Do you find yourself turning up at appointments late (or stressfully on time)? The problem may not be related to having too much to do but instead to how you schedule your appointments.
The secret to stress-free appointments is what happens before and after the appointment!
For me appointments are basically things I need to do at a specific time and day. These include work related meetings with others, work related things I need to get done on my own, as well as personal things such as taking my son to music or playing golf.
I used to find myself frequently “arriving” late to appointments until one of my new golfing friends told me that 4 PM golf means you should be ready to tee off (start playing) at 4, not arrive in the car park at 4.

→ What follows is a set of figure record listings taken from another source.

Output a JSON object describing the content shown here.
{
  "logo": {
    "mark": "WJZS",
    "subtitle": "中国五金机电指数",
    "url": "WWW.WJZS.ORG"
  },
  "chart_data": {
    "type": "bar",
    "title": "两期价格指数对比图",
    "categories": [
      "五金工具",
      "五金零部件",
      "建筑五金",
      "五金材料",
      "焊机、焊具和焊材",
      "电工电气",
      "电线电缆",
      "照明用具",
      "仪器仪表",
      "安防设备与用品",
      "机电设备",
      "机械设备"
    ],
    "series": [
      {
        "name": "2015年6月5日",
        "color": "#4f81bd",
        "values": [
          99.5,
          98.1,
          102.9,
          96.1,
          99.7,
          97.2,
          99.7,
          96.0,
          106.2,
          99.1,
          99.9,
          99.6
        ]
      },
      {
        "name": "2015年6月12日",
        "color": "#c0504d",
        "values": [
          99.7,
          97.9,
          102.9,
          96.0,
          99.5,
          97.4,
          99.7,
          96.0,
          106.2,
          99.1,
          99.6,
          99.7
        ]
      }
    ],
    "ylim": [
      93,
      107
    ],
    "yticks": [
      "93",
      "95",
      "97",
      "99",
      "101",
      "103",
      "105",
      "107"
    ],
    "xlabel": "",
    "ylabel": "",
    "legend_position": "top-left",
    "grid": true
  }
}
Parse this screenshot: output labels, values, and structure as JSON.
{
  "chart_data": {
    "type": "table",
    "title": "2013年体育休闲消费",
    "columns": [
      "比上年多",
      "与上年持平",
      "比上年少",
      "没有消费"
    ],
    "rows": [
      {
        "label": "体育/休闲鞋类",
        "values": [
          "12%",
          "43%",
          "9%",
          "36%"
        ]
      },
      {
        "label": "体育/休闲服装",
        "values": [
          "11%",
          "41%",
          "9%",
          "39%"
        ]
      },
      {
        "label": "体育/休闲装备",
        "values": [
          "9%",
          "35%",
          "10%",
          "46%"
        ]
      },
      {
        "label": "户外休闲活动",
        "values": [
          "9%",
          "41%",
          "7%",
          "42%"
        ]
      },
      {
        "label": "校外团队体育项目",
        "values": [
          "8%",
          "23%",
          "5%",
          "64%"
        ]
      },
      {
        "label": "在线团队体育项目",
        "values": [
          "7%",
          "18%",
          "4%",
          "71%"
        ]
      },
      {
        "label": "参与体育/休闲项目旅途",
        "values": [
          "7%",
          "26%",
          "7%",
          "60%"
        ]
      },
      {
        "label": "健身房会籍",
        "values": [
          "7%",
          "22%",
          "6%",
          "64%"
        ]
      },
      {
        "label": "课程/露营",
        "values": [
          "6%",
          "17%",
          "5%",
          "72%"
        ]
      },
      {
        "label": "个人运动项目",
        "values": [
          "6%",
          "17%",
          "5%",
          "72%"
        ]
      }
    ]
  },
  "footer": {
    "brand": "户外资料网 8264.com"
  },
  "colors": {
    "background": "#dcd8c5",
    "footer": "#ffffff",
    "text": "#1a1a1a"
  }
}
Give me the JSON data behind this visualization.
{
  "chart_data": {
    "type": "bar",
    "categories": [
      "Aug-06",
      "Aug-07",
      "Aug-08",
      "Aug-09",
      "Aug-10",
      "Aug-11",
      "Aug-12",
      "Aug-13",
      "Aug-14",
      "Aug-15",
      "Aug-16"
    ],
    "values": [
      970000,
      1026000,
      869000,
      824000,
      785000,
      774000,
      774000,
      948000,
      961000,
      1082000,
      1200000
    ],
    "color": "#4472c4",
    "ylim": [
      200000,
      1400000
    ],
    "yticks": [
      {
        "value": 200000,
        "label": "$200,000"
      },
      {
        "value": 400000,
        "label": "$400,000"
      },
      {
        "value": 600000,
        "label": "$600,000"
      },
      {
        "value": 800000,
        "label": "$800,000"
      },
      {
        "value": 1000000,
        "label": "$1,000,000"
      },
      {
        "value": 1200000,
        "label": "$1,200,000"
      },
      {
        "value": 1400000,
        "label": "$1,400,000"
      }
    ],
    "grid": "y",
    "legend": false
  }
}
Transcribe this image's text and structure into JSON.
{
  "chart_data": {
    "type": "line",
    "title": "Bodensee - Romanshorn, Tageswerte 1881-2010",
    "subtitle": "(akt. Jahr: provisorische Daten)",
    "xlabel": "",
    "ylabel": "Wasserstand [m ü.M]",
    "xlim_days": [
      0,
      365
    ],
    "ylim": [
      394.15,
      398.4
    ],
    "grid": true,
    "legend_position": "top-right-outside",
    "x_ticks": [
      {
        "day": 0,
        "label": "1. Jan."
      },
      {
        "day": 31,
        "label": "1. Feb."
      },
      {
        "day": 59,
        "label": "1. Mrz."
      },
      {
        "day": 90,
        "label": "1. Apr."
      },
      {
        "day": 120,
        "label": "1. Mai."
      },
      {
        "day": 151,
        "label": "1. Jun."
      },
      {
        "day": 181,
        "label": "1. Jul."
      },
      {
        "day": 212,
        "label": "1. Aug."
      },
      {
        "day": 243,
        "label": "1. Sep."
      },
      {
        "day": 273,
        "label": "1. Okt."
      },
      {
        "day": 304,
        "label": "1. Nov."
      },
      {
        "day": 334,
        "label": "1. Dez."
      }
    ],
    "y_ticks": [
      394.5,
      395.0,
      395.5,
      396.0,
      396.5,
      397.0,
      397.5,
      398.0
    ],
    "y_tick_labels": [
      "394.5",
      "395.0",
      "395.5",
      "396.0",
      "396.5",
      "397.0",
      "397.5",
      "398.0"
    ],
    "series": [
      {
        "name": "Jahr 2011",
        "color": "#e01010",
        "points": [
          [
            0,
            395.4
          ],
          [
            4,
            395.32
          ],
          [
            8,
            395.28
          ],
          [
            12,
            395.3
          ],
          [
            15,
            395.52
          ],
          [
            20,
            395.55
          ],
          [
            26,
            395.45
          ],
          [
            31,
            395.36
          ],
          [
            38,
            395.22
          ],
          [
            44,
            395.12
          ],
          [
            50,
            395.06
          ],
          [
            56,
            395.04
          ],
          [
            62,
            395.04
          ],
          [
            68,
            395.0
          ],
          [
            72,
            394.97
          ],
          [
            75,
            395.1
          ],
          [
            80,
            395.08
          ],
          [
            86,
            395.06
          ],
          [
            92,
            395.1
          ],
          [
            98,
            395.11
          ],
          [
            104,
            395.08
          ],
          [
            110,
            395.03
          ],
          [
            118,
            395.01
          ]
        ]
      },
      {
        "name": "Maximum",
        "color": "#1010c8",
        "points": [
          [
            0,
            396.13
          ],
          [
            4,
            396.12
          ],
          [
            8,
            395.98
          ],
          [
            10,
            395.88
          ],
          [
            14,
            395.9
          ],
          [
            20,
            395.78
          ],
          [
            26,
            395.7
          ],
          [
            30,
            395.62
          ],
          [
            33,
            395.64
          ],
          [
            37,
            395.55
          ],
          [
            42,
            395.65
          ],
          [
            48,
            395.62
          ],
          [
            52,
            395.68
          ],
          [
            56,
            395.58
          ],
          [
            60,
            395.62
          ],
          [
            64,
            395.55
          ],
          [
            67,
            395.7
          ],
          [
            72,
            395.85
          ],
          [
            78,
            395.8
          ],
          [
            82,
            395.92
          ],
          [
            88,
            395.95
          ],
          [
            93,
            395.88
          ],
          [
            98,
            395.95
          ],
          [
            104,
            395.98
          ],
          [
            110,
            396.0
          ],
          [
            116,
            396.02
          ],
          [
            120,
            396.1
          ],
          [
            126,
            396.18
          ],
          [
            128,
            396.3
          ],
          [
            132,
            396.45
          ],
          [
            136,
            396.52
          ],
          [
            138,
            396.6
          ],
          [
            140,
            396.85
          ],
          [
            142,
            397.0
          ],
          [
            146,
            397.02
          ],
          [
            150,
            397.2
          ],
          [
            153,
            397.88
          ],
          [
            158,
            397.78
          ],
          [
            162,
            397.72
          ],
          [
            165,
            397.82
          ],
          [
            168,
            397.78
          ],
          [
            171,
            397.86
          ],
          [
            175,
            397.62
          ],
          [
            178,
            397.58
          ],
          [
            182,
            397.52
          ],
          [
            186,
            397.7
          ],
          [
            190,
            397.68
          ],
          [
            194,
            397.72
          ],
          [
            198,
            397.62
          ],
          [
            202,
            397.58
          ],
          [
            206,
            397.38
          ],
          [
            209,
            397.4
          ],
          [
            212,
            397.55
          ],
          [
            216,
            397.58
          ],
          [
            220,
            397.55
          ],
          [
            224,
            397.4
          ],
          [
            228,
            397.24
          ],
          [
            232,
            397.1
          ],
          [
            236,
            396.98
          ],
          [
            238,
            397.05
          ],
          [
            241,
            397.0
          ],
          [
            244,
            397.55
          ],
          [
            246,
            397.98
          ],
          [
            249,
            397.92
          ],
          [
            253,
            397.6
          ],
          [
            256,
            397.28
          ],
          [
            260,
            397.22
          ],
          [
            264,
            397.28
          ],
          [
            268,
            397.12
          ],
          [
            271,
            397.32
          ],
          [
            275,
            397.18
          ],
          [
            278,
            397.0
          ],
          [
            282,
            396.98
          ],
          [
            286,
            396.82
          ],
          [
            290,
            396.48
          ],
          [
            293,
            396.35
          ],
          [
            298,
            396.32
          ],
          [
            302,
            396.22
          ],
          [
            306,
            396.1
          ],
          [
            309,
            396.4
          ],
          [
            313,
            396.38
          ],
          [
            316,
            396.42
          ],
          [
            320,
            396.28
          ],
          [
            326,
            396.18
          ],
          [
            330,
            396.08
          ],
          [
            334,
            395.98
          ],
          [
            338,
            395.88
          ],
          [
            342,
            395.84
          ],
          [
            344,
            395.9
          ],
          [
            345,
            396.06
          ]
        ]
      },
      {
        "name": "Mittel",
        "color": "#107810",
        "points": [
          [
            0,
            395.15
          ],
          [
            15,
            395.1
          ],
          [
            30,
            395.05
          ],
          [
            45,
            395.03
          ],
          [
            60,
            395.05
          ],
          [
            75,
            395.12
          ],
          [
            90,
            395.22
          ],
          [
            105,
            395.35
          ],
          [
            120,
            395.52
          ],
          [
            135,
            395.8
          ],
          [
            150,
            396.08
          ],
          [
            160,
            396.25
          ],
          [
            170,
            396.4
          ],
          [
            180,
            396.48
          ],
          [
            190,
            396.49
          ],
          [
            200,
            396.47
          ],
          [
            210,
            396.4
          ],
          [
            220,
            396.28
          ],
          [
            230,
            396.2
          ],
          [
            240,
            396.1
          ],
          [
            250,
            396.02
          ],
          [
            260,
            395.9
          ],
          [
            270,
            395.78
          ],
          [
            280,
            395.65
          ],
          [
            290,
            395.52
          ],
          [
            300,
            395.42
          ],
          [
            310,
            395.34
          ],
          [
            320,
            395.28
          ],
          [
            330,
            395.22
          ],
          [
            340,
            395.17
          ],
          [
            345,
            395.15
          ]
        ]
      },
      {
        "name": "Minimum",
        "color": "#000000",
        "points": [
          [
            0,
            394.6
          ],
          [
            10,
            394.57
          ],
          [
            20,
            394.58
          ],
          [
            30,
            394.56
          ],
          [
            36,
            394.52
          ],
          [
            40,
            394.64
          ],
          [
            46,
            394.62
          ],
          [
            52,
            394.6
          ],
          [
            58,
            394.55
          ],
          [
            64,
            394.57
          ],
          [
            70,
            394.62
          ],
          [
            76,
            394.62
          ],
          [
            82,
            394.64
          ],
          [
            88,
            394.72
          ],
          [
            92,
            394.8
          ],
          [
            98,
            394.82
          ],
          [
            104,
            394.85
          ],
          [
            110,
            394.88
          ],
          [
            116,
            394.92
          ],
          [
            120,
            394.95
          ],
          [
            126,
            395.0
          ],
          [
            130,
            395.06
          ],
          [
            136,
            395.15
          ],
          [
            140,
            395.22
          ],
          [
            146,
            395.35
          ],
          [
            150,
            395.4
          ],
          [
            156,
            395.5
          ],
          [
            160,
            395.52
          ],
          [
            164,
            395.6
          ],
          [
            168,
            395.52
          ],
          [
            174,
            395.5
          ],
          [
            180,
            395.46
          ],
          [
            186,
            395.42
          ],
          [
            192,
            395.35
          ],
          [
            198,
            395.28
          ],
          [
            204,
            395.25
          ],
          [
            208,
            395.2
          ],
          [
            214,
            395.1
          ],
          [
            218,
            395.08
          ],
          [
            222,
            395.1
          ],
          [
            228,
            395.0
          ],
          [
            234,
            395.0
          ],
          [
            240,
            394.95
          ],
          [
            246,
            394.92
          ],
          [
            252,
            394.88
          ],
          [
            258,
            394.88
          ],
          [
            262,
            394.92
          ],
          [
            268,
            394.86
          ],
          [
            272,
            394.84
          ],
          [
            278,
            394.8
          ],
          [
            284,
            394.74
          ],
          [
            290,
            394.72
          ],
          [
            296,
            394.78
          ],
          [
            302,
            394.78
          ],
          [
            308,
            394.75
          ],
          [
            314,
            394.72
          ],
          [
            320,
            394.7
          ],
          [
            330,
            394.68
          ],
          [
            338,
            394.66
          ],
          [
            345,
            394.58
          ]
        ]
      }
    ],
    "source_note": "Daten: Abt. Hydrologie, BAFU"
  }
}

Learning to be on time for golf has helped me discover some rules that have helped me use appointments in a more productive and less stressful way.
1: Is there enough time to finish off from any previous appointment (before this appointment)
Do you need to make notes or schedule follow-up actions after the previous appointment is over?
If you’ve been working on something on your own, have you allocated enough time to save your files in the correct folders etc?
Have you allocated enough time to do that before the start of the next appointment?
2: Have you given yourself enough time to prepare or to get to the meeting?
If the meeting is somewhere else, have you allocated enough time for travel (and taken into account the amount of traffic at that time of day)?
This is one I frequently got wrong when taking my son to guitar lessons. I underestimated the time to pick him from school, take him for a milk shake (might as well make the guitar lesson a weekly father-son event), and then end up at the lesson.
If it’s a sales meeting, have you given yourself enough time to get familiar with the client and the offer?
3: Have you given yourself enough time after the appointment?
This is the same as #1 but for this meeting instead of the previous appointment. It is liberating to finish a meeting knowing it’s finished (instead of knowing that you need to take time out later to make notes etc).
What does this mean for your Outlook Appointments?
Before you set an appointment in your Outlook Calendar, make sure that there is enough space between that appointment and the ones before and after.
If it’s an appointment with yourself then you can create a meeting slot that includes the before and after time.
If it’s an appointment with someone else, then you probably want to make the start of the meeting the actual meeting time. In that case make sure that there is enough free space before the meeting for you to travel, prepare etc.
Outlook also lets you set Reminders for appointments. By default this is set to 15 minutes but you can change this to whatever you want for individual appointments.
Change the reminder to give yourself enough before the meeting to get to the meeting on time and fully prepared.
Final thoughts…Don’t Schedule too much into your day!
There is a lot of research that now shows that we can get much more done if we schedule regular breaks during our day as well. That was probably the idea behind morning tea and afternoon tea (or the equivalent coffee breaks in modern times).
So remember to take a break.
I hope this tip helps you to get more important things done with less stress.
Please leave a comment if you find this useful… or have your own tips to better appointments.
Outlook’s default setting of 15 minutes is pretty useless if, for example, you schedule an out-of-office meeting but forget to change the reminder.
It’s better to change the default in File/Options/Calendar to, say, 1 day before. This gives you ample time to prepare a day in advance; you can then reset the reminder once you’ve finished preparing to 45 mins (for example), so you don’t forget nearer the time of the meeting.